We can perhaps understand the relative noisiness in $R$ by considering Eq. (19). Assuming a Gaussian likelihood, the Bayes factor scales as $e^{\Delta\chi^{2}}$ ; any small perturbation in $\chi^{2}$ due to sampling noise will thus be magnified exponentially. We cannot say from this whether this is an inherent issue with the Bayes ratio, or only when estimated using our method of importance sampling. In the absence of an alternative fast method to estimate $R$ for many noise realisations, however, we recommend $\Delta\chi^{2}_{(\textrm{df})}$ as a more robust metric to use with our method.

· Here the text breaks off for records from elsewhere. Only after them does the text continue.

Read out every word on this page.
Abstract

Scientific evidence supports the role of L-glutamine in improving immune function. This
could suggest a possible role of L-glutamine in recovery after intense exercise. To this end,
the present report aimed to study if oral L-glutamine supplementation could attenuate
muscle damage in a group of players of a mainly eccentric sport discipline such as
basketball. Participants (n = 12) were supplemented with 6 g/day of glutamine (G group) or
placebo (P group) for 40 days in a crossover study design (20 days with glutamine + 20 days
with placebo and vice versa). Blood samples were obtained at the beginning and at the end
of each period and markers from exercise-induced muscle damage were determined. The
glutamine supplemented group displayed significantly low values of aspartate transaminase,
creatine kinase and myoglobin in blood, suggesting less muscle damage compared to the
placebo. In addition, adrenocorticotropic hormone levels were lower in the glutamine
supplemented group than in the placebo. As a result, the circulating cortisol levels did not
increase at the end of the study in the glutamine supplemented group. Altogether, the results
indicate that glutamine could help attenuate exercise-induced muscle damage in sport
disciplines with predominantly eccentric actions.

Appendix D Sampler Comparison

In this appendix we present a brief comparison of two commonly used nested sampling codes: PolyChord and MultiNest. Although a similar (albeit more extensive) exercise is discussed in Lemos, Weaverdyck et al. (2022), their analysis choices differ significantly from ours, and so it is worth revisiting the question. To this end, we re-analyse our 21 noise $0$ IA data vectors using MultiNest (500 live points, efficiency $=0.3$ , tolerance $=0.01$ ). The results are then compared with our fiducial PolyChord run (500 live points, num_repeats $=30$ , tolerance $=0.01$ ). We find:

•

The two samplers give consistent results for point estimates. That is, both can reliably locate the posterior mean, and the sampling around the peak is comparable, giving a similar level of noise in the best fit. As a result, the $\chi^{2}$ difference between NLA and TATT analyses is relatively insensitive to the choice of sampler.
•

MultiNest is seen to underestimate the width of the $1\sigma$ posteriors on cosmological parameters significantly. This is true in both models; combined with the previous point, it leads to a systematic overestimation of the $S_{8}-\Omega_{\mathrm{m}}$ bias for any given IA scenario. This can be seen in Figure 12, which shows the posteriors as estimated by both samplers for a particular IA scenario.
•

The Bayesian evidence estimates from MultiNest are low compared with PolyChord, as was shown in Lemos, Weaverdyck et al. (2022). Although this is true for both models, the overall result is to increase $R$ (i.e., push the Bayes ratio towards favouring NLA more strongly).

Given the observations listed above, we chose to use PolyChord as our fiducial sampler, despite the runtime advantage of MultiNest.

Appendix E Computational Resources

Here we describe the computational resources used for this paper. The aim is to provide an estimate of the computing power required to apply the method described in Section 4.4 to perform model selection. The exact amount of time/resources will naturally vary depending on the details of the analysis pipeline. In our particular case:

•

Generate $\sim$ 25 IA samples: less than 1 minute in 1 core.
•

Generate $\sim$ 25 IA datavectors: less than 1 minute per datavector in 1 core.
•

Run 25 NLA chains using PolyChord: around 22h per chain in 128 cores.
•

Run 25 TATT chains using PolyChord: around 28h per chain on 128 cores.
•

Generate 50 noise realisations, to be added to each one of the 25 data vectors: less than 1 minute in 1 core.
•

Generate importance sampling weights and the $\chi^{2}$ pool for 25 $\times$ 50 noisy data vectors: around 6-12h on 128 cores.
•

Apply the weights to evaluate the NLA and TATT posteriors and compute the bias and best fit in each case: around 6-12h on 128 cores.